I didn't know what to make of Tony Williams's "There Comes a Time" when I first heard it, on a used copy of the 1971 Ego LP that I picked up in college. The raw, gnashing instrumentals on Emergency! were much closer to what I was seeking from Williams's Lifetime band, and the presence of vocals on that record and on Ego baffled and even bugged me. I don't feel that way anymore. When I reexamined Emergency! last year, Williams's dreamy recitation on the track "Where" ("Wheeeeere are you going? Wheeeeere do you come frooooom?") really struck me. A psychedelia time capsule, sure, but also an effective interlude on a loud, brash album. (I'll admit that I still have trouble sitting through the monologue on "Beyond Games.")

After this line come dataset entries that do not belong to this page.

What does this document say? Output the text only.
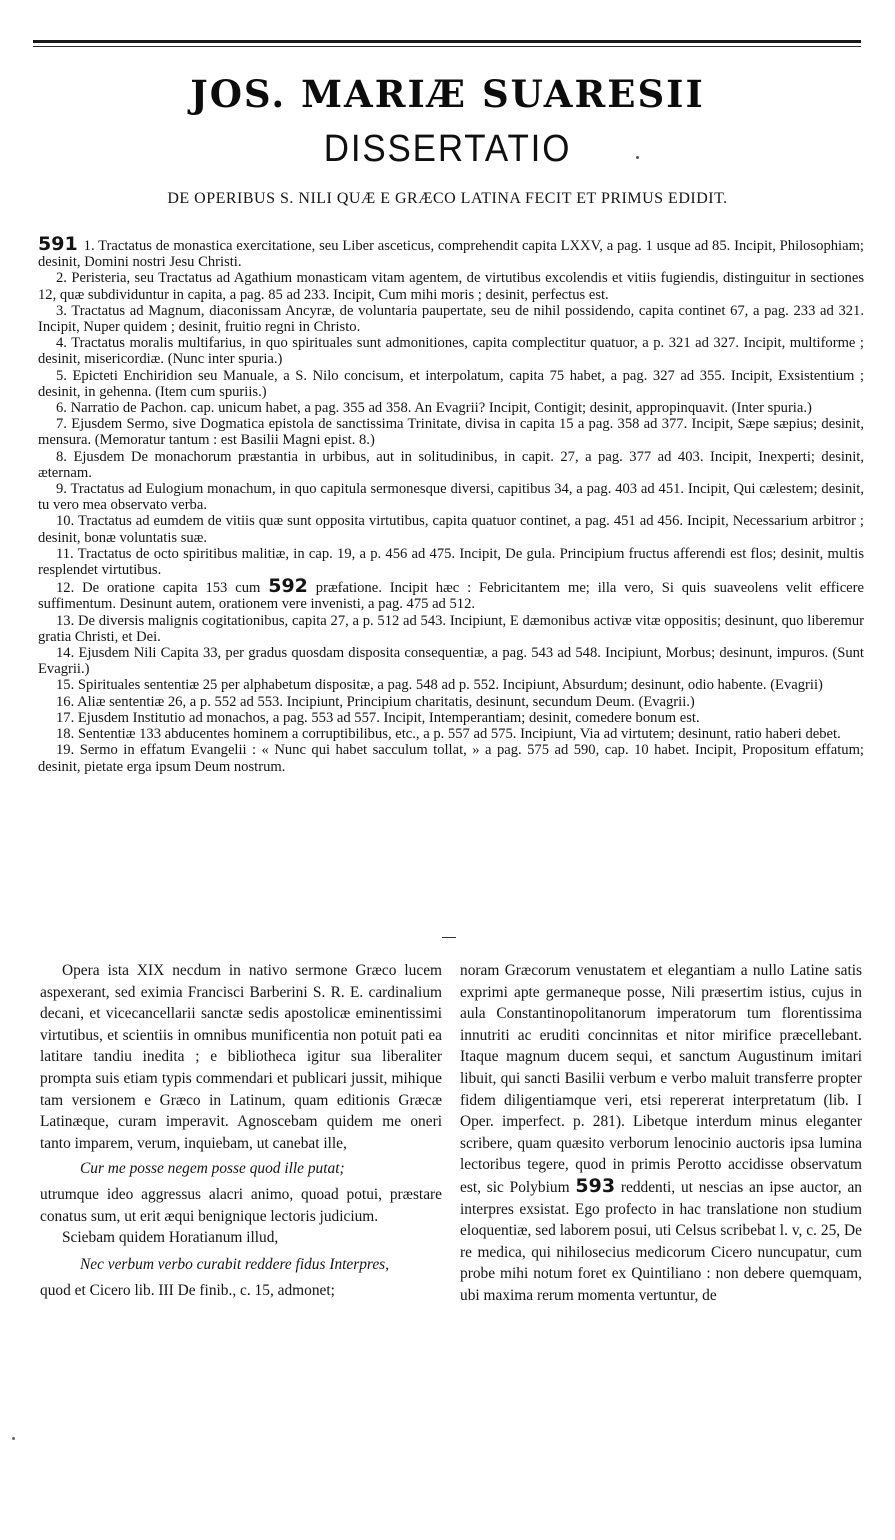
JOS. MARIÆ SUARESII
DISSERTATIO
DE OPERIBUS S. NILI QUÆ E GRÆCO LATINA FECIT ET PRIMUS EDIDIT.

591 1. Tractatus de monastica exercitatione, seu Liber asceticus, comprehendit capita LXXV, a pag. 1 usque ad 85. Incipit, Philosophiam; desinit, Domini nostri Jesu Christi.

2. Peristeria, seu Tractatus ad Agathium monasticam vitam agentem, de virtutibus excolendis et vitiis fugiendis, distinguitur in sectiones 12, quæ subdividuntur in capita, a pag. 85 ad 233. Incipit, Cum mihi moris ; desinit, perfectus est.

3. Tractatus ad Magnum, diaconissam Ancyræ, de voluntaria paupertate, seu de nihil possidendo, capita continet 67, a pag. 233 ad 321. Incipit, Nuper quidem ; desinit, fruitio regni in Christo.

4. Tractatus moralis multifarius, in quo spirituales sunt admonitiones, capita complectitur quatuor, a p. 321 ad 327. Incipit, multiforme ; desinit, misericordiæ. (Nunc inter spuria.)

5. Epicteti Enchiridion seu Manuale, a S. Nilo concisum, et interpolatum, capita 75 habet, a pag. 327 ad 355. Incipit, Exsistentium ; desinit, in gehenna. (Item cum spuriis.)

6. Narratio de Pachon. cap. unicum habet, a pag. 355 ad 358. An Evagrii? Incipit, Contigit; desinit, appropinquavit. (Inter spuria.)

7. Ejusdem Sermo, sive Dogmatica epistola de sanctissima Trinitate, divisa in capita 15 a pag. 358 ad 377. Incipit, Sæpe sæpius; desinit, mensura. (Memoratur tantum : est Basilii Magni epist. 8.)

8. Ejusdem De monachorum præstantia in urbibus, aut in solitudinibus, in capit. 27, a pag. 377 ad 403. Incipit, Inexperti; desinit, æternam.

9. Tractatus ad Eulogium monachum, in quo capitula sermonesque diversi, capitibus 34, a pag. 403 ad 451. Incipit, Qui cælestem; desinit, tu vero mea observato verba.

10. Tractatus ad eumdem de vitiis quæ sunt opposita virtutibus, capita quatuor continet, a pag. 451 ad 456. Incipit, Necessarium arbitror ; desinit, bonæ voluntatis suæ.

11. Tractatus de octo spiritibus malitiæ, in cap. 19, a p. 456 ad 475. Incipit, De gula. Principium fructus afferendi est flos; desinit, multis resplendet virtutibus.

12. De oratione capita 153 cum 592 præfatione. Incipit hæc : Febricitantem me; illa vero, Si quis suaveolens velit efficere suffimentum. Desinunt autem, orationem vere invenisti, a pag. 475 ad 512.

13. De diversis malignis cogitationibus, capita 27, a p. 512 ad 543. Incipiunt, E dæmonibus activæ vitæ oppositis; desinunt, quo liberemur gratia Christi, et Dei.

14. Ejusdem Nili Capita 33, per gradus quosdam disposita consequentiæ, a pag. 543 ad 548. Incipiunt, Morbus; desinunt, impuros. (Sunt Evagrii.)

15. Spirituales sententiæ 25 per alphabetum dispositæ, a pag. 548 ad p. 552. Incipiunt, Absurdum; desinunt, odio habente. (Evagrii)

16. Aliæ sententiæ 26, a p. 552 ad 553. Incipiunt, Principium charitatis, desinunt, secundum Deum. (Evagrii.)

17. Ejusdem Institutio ad monachos, a pag. 553 ad 557. Incipit, Intemperantiam; desinit, comedere bonum est.

18. Sententiæ 133 abducentes hominem a corruptibilibus, etc., a p. 557 ad 575. Incipiunt, Via ad virtutem; desinunt, ratio haberi debet.

19. Sermo in effatum Evangelii : « Nunc qui habet sacculum tollat, » a pag. 575 ad 590, cap. 10 habet. Incipit, Propositum effatum; desinit, pietate erga ipsum Deum nostrum.

Opera ista XIX necdum in nativo sermone Græco lucem aspexerant, sed eximia Francisci Barberini S. R. E. cardinalium decani, et vicecancellarii sanctæ sedis apostolicæ eminentissimi virtutibus, et scientiis in omnibus munificentia non potuit pati ea latitare tandiu inedita ; e bibliotheca igitur sua liberaliter prompta suis etiam typis commendari et publicari jussit, mihique tam versionem e Græco in Latinum, quam editionis Græcæ Latinæque, curam imperavit. Agnoscebam quidem me oneri tanto imparem, verum, inquiebam, ut canebat ille,

Cur me posse negem posse quod ille putat;

utrumque ideo aggressus alacri animo, quoad potui, præstare conatus sum, ut erit æqui benignique lectoris judicium.

Sciebam quidem Horatianum illud,

Nec verbum verbo curabit reddere fidus Interpres,

quod et Cicero lib. III De finib., c. 15, admonet;

noram Græcorum venustatem et elegantiam a nullo Latine satis exprimi apte germaneque posse, Nili præsertim istius, cujus in aula Constantinopolitanorum imperatorum tum florentissima innutriti ac eruditi concinnitas et nitor mirifice præcellebant. Itaque magnum ducem sequi, et sanctum Augustinum imitari libuit, qui sancti Basilii verbum e verbo maluit transferre propter fidem diligentiamque veri, etsi repererat interpretatum (lib. I Oper. imperfect. p. 281). Libetque interdum minus eleganter scribere, quam quæsito verborum lenocinio auctoris ipsa lumina lectoribus tegere, quod in primis Perotto accidisse observatum est, sic Polybium 593 reddenti, ut nescias an ipse auctor, an interpres exsistat. Ego profecto in hac translatione non studium eloquentiæ, sed laborem posui, uti Celsus scribebat l. v, c. 25, De re medica, qui nihilosecius medicorum Cicero nuncupatur, cum probe mihi notum foret ex Quintiliano : non debere quemquam, ubi maxima rerum momenta vertuntur, de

The key Williams vocal performance, though, is "There Comes a Time." What a strange, strange song… It's built around this swelling, snowballing odd-time swing vamp (I think it's technically 5/4, but I find it easier to count as ten beats). On the original Ego version, the organ of Larry Young (billed as Khalid Yasin) adds a glimmering haze to the steady, ominous march of Ron Carter's bass line, while Ted Dunbar layers juicy guitar twang on top. Williams works up to a bashing cymbal froth, and around the 3:00 mark, the vocals finally emerge:
There comes a time when you want to be older
There comes a time when you want to be bolder
I love you more when it's over
It's a cryptic, vaguely unsettling sentiment, which takes on added menace in the next verse:
There comes a time when you're helpful
There comes a time when you're doubtful
I love you more when you're spiteful
That "spiteful" gets me every time. One word that encapsulates this entire weird, creeping shadow of a song.
The critical consensus seems to be that Williams's vocals are a nuisance. (Think of Ornette's equally maligned work on violin and trumpet.) "Unfortunately, both of those tracks ['There Comes a Time' and another Ego song 'Lonesome Wells (Gwendy Trio)'] are bogged down by vocals (by Williams and Jack Bruce, respectively) singing Williams' own earnest and not terribly inspired verse," Stewart Mason asserts at AllMusic.
I would side with the ever-broad-minded Gil Evans (recall his Hendrix tributes), who elevated the song to something like standard status on his 1976 album There Comes a Time, and then later performed it with Sting. It's something of a shock to hear the Police-man state, "This is a song by Tony Williams" in the clip below (almost as though he were shouting out Cole Porter or some other well-known Great American Songbooker), but he does a great job with the piece.
Here's the original "There Comes a Time," from Ego:
Here's the Ego incarnation of Lifetime performing the track live in ’71:
Here's the Gil Evans Orchestra's 1976 interpretation [Billy Harper on gut-busting tenor]:
Here's a take by a later Lifetime lineup (’79, I think) ["There Comes a Time" starts at 20:53]:
Here's a version, strangely retitled "Lawra," from Williams's elusive 1980 trio album, Play or Die [Tony's voice still sounds great]:
And here's Sting's "There Comes a Time," with the Evans Orchestra (’87) [I believe that's George Adams on backing vox and tenor]:
Anyone know of any additional versions of this underrated Williams classic? You'd think that Sting's performance would've inspired other singers to give it a shot.